The question of the reasonableness of the excuse for failure to give notice required by statute is one peculiarly for the trial judge and where there is material evidence to support the finding of the trial judge on this question his finding is like any other fact question in these compensation cases final, as far as the Appellate court is concerned.
"The trial judge declares this to have been done to his satisfaction. [That is that the employee or those depending upon him have a reasonable excuse for failure to give notice.] Not only does the material evidence rule apply to this issue, as announced in Donahue v. R.A. Sherman's Sons Co., 39 R.I. 373, 98 A. 109, 111, L.R.A. 1917A, 76, as it does to others of fact, but the language of our act makes the question of the reasonableness of the excuse one peculiarly for the trial judge". Marshall Construction Co. v. Russell, 163 Tenn. 410, 43 S.W.2d 208, 209.

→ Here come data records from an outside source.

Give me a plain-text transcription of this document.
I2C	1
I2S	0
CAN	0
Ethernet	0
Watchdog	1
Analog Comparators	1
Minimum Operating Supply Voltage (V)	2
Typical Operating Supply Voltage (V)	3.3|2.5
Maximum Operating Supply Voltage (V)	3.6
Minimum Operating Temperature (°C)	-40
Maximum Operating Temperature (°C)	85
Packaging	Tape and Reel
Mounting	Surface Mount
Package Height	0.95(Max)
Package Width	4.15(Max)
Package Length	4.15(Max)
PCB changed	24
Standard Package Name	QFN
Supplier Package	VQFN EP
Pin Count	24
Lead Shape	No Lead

On this question of notice this Court in the case last above cited further said, that:
"* * * under a statute as broad as ours, which empowers the trial tribunal to excuse for any cause which satisfies him as reasonable, * * * how can this court hold unreasonable the excuse for failure to give formal notice within thirty days that the injured employee did not himself know that he had suffered an injury of such nature or extent as to justify a demand for compensation? To enforce a contrary rule would tend to provoke the bringing of premature and unjust claims, ferment litigation, and disturb relations between employer and employee."
There is absolutely no proof in this record that the employer or insurance company were in any way prejudiced by the failure to give this notice within 30 days of the death of this employee. As we see it the employer was in just as good position when notice was given as it would have been at the time of the discovery of the cause of death. They knew or could have known by the exercise of ordinary care of the silica, etc., that was in the air where this man worked and it was possible that such a thing be gotten; they could have exhumed the body and had their own x-rays and investigation made and found out whether he had silicosis or not. The fact is that as far as we can see they were not prejudiced in the least. They do not contend that the deceased did not have silicosis. The deceased had worked for these people 30-odd years and we must assume under the proof and in the absence of any contention to the contrary that he did die of silicosis. If there had been any doubt in the employer's mind of this fact, as we said above, investigations on their part could have shown so and this contest pitched on another key.
We have read the record, listened to able arguments and read the briefs and are satisfied that the Chancellor reached the right finding and conclusion. It results that the judgment below must be affirmed with costs.